Luke Limestone at the top of Mount Tyrwitt overheard the chat between Susan Siltstone and Jimmy Shale at Highwood Pass. He feels intimidated by the siltstone-shale combo. “They must have superpowers to fold up like that. I could never do that. I am too old and stiff.”
Susan giggles. “But somehow you managed to bend your layers a little bit” she yells up the mountain towards him. Luke glances shyly around. His look settles on the little depression in the ridgeline where the shale layers meet the limestone. Today, it’s mostly covered by snow.
“I have nothing to do with the bending of my layers. It was him––Mr. Lewis Thrust fault–– who carried me up to the surface and tilted my layers.” Luke remembers that he used to live a couple kilometers deep down below Earth surface. It was quiet and dark for hundreds of millions of years. But one day, in the Late Cretaceous, everything changed.
“I remember rattling and shaking underneath me. It was scary at first, but later exhilarating when I realized that we all moved.” It was Mr. Lewis Thrust who broke through the rock layers from deep underneath Luke and carried everybody who was on top of him towards the northeast and upwards. Some big force from the southwest was eagerly pushing everything to the northeast. Eventually the thrust fault emerged at the surface. The older rocks that were hanging on the back of Mr. Lewis were pushed on top of the younger rocks below him, squeezing them together.
Luke Limestone knows that his wight and push caused Susan and Jimmy to fold up. “I am sorry that I squeezed you so much. This must have been painful for you.” Susan looks proudly at her curvy layer. Yes – it was painful when it happened, but it was also 72 million years ago. “Don’t worry – we know it wasn’t your fault. It was Mr. Lewis Thrust.” Susan lowers her voice, suddenly being afraid to wake him up. Mr. Lewis has been resting since the Eocene time. Let’s not wake him up!

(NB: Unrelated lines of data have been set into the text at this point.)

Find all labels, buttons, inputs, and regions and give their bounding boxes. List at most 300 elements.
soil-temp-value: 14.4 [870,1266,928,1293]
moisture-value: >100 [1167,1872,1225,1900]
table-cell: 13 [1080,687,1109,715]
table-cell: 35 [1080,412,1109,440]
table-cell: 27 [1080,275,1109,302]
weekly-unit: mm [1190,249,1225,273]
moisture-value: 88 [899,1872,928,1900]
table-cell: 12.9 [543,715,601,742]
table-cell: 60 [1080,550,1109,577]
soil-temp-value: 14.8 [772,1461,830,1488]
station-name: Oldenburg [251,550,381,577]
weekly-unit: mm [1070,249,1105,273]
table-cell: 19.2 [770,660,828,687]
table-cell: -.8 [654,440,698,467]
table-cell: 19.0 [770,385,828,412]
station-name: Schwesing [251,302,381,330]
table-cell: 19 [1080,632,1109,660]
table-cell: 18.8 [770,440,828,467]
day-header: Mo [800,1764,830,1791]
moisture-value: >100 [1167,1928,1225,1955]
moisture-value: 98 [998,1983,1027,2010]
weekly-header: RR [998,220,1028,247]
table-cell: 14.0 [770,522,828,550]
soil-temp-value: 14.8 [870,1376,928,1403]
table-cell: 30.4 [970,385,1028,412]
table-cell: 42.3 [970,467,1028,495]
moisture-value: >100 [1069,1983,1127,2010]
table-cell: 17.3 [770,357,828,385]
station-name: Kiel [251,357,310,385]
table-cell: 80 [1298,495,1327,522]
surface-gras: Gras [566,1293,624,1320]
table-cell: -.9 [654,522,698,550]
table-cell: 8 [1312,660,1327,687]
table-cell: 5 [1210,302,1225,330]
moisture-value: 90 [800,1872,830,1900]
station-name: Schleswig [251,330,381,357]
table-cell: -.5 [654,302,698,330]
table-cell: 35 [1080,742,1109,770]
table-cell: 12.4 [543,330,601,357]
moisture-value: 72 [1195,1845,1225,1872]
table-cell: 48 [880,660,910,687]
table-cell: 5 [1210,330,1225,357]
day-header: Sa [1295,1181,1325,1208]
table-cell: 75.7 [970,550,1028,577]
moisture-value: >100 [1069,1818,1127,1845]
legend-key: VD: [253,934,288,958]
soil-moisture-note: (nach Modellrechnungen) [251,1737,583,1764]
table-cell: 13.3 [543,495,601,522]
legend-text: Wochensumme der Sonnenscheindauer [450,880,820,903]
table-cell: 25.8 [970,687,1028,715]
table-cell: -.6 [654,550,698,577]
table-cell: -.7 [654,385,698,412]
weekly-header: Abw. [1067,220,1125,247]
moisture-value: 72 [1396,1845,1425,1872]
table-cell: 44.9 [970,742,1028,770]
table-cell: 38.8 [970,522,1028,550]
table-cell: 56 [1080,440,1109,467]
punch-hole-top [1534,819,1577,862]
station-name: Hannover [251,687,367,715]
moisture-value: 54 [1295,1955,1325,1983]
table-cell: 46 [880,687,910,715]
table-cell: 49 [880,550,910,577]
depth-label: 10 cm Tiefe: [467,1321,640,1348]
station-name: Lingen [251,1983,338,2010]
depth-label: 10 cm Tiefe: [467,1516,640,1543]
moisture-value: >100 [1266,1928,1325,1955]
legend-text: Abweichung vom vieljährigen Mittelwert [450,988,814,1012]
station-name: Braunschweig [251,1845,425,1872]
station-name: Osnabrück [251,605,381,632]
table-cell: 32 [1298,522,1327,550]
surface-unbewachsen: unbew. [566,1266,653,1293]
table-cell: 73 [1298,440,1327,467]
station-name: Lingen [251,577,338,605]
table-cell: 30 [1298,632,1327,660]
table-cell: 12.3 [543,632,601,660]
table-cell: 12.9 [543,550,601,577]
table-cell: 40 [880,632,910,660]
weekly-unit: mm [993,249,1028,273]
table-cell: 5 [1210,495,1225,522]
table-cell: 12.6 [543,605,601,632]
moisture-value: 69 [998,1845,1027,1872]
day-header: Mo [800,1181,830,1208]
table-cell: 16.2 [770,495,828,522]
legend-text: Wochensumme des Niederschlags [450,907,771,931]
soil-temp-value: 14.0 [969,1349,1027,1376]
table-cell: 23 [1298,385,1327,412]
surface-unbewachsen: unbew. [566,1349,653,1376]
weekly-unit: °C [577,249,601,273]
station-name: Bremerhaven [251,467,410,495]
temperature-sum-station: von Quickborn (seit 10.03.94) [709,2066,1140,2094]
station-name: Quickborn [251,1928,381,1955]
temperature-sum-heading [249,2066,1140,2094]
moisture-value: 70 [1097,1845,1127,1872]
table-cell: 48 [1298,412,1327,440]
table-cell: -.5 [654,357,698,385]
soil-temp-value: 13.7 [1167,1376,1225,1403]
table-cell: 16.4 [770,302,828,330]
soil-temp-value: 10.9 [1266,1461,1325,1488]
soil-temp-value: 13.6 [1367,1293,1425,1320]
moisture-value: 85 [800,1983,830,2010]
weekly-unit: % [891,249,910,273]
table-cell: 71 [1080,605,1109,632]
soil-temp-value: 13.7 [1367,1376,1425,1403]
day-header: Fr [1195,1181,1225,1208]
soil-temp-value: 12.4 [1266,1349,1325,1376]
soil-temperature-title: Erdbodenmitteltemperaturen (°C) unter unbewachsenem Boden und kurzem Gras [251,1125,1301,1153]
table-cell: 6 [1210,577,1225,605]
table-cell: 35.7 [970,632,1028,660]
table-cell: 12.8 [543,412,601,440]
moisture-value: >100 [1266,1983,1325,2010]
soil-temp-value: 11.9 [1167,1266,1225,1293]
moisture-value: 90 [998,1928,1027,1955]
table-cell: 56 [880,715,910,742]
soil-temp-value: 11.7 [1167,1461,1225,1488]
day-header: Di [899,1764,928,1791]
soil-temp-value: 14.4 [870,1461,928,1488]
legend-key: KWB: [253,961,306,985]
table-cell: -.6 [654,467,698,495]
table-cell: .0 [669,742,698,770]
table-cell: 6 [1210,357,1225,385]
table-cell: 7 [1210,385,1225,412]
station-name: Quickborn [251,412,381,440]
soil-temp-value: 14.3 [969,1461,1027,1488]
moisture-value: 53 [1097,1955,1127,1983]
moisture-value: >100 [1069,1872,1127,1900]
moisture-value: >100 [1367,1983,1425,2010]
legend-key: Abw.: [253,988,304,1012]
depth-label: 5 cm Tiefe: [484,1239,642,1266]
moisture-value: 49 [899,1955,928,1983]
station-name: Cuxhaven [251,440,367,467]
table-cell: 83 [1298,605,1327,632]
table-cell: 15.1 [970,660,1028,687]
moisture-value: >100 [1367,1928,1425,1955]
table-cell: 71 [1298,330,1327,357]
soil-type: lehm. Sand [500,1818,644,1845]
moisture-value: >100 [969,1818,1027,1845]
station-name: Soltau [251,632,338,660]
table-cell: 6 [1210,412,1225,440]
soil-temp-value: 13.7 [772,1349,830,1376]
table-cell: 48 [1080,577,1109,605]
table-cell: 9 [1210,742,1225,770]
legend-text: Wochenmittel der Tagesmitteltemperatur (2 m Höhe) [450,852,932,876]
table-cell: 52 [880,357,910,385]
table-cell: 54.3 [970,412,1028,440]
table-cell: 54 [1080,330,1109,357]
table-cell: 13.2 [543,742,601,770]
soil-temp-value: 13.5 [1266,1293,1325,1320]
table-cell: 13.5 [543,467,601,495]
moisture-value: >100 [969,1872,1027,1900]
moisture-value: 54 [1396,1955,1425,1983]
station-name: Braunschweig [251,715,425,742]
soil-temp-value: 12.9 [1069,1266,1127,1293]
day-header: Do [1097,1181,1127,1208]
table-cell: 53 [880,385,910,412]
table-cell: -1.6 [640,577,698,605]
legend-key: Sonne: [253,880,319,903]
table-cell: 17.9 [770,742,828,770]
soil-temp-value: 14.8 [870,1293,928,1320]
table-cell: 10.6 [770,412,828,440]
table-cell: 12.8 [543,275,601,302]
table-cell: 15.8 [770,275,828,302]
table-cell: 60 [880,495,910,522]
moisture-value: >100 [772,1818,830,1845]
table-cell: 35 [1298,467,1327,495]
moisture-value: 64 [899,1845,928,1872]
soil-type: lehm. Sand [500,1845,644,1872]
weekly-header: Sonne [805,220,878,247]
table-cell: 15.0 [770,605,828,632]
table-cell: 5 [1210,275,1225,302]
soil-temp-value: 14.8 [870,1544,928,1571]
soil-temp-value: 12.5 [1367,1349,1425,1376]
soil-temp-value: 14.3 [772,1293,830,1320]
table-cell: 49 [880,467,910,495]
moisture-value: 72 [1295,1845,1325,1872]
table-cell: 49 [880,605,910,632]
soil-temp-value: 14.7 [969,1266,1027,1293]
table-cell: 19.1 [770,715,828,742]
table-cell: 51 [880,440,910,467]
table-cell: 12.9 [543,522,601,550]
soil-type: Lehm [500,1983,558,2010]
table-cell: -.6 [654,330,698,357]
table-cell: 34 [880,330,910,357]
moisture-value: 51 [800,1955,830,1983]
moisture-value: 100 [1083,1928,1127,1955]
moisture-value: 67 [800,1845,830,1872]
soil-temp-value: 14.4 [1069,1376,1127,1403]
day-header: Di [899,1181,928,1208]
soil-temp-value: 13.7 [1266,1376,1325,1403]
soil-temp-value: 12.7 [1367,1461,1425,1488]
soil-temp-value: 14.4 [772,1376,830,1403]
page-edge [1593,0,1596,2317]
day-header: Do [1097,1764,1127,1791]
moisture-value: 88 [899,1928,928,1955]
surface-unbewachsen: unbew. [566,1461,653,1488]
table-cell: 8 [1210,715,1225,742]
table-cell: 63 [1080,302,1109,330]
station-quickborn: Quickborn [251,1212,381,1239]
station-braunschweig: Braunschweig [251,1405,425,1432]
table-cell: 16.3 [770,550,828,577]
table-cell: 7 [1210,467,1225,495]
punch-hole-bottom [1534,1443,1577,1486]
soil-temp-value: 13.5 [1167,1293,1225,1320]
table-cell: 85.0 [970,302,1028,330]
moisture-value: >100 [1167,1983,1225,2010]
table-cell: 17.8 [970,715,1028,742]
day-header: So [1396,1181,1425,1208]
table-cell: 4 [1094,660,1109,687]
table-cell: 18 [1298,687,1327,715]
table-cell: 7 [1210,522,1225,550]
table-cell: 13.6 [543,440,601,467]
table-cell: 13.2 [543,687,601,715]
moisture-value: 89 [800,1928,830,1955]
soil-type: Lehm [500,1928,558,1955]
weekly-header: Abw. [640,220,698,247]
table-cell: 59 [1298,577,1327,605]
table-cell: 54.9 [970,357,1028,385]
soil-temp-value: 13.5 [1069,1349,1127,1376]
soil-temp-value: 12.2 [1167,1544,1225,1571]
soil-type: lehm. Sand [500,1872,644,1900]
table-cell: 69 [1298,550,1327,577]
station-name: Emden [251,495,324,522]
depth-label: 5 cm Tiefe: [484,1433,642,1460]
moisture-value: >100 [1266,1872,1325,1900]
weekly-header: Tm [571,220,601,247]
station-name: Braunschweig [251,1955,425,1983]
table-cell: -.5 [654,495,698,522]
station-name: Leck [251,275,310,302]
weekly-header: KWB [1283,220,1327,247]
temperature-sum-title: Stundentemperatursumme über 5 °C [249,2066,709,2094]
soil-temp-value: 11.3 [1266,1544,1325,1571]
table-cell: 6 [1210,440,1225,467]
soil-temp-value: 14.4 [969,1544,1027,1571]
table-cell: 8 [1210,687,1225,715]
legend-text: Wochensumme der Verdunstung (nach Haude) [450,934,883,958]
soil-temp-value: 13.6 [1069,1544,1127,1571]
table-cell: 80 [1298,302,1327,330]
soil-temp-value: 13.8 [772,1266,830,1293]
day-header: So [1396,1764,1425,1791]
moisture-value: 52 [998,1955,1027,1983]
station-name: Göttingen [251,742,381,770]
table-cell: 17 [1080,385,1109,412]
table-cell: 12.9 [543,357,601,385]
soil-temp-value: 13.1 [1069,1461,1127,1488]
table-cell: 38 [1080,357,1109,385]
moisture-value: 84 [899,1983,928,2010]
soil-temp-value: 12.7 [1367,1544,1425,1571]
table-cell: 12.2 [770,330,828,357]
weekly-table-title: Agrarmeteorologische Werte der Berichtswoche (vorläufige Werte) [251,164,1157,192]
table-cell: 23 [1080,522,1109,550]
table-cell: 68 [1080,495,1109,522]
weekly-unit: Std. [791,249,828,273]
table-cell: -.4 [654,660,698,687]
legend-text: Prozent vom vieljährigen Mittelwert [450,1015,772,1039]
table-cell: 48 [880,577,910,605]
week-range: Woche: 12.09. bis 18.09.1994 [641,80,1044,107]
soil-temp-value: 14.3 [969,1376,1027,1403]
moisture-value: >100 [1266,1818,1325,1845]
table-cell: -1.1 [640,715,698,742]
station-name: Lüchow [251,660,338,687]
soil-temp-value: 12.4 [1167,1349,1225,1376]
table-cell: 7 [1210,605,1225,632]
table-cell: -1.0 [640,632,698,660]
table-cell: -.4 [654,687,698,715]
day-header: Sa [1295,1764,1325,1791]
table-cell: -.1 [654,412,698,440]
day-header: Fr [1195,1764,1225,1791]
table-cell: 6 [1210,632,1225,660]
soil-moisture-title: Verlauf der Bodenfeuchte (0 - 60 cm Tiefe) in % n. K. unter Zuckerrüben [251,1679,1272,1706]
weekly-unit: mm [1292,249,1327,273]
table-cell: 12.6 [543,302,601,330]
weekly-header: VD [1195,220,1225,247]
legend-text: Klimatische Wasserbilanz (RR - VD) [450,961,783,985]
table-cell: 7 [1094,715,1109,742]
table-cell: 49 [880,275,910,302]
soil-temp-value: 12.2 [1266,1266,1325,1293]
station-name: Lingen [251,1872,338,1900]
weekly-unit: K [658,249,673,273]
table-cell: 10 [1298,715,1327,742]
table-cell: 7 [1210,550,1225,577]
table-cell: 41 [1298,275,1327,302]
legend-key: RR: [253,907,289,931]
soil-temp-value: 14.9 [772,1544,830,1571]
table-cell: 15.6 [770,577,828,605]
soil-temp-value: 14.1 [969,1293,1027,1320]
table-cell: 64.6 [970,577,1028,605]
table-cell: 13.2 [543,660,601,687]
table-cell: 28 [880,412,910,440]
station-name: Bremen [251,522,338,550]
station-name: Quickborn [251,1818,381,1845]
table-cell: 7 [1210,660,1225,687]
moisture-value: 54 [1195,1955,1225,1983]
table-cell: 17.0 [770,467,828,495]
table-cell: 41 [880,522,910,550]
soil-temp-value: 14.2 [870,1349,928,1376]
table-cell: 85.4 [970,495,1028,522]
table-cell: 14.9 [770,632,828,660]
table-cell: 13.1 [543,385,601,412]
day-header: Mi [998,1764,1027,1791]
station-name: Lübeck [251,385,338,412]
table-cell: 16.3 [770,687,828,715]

Susan Siltstone is feeling much better now, after she resolved her dispute with Jimmy Shale. Nobody wants a grumpy neighbor. Since then, many questions came into her mind about her origin. “How did I get so lucky to have all the shales around me, but the limestones up on Mount Tyrwhitt did not?” She tries to remember the times in the Late Jurassic–Early Cretaceous when she formed. Everything was under water. The many small grains composing her siltstone layer all came from the mountainous land in the West.
“I remember the sea was pretty deep, and it was dark at the seabed.” Thinking about this place now, Susan remembers that it was not her first choice––to settle that deep in the sea. That seems like something Jimmy Shale would do. They like to hide in the dark.
“It’s not the dark or deep we like, it is the calm water that made us settle.” Jimmy explains. “We don’t like rushing. We much rather take time to find a quiet place to settle down.” Such calm waters are hard to find, except where the sea is very deep.
“They are so sensitive” Susan mumbles. “Only settling where it is really boring. What’s wrong with rushing?” Now Susan remembers that her silty grains first deposited somewhere else––in shallower waters, right at the edge to the deep sea. Shortly after the grains thought they found their place to settle, they all got stirred up again and flushed rapidly down the slope. Like a large avalanche of grains––driven by gravity. This turbiditic rush caused the grains to form a big underwater cloud of grains that quickly deposited on top of the shale––forming Susan’s rock layer. Over time, more shale settled on top of her marking, but occasionally, a big silty cloud rushed down the slope to form another silt layer. Layer by layer building up meters and meters of sediments in the Alberta foreland basin. “The limestones look so different, they must have a different story” Susan wonders looking at the many limestone peaks around Highwood Pass.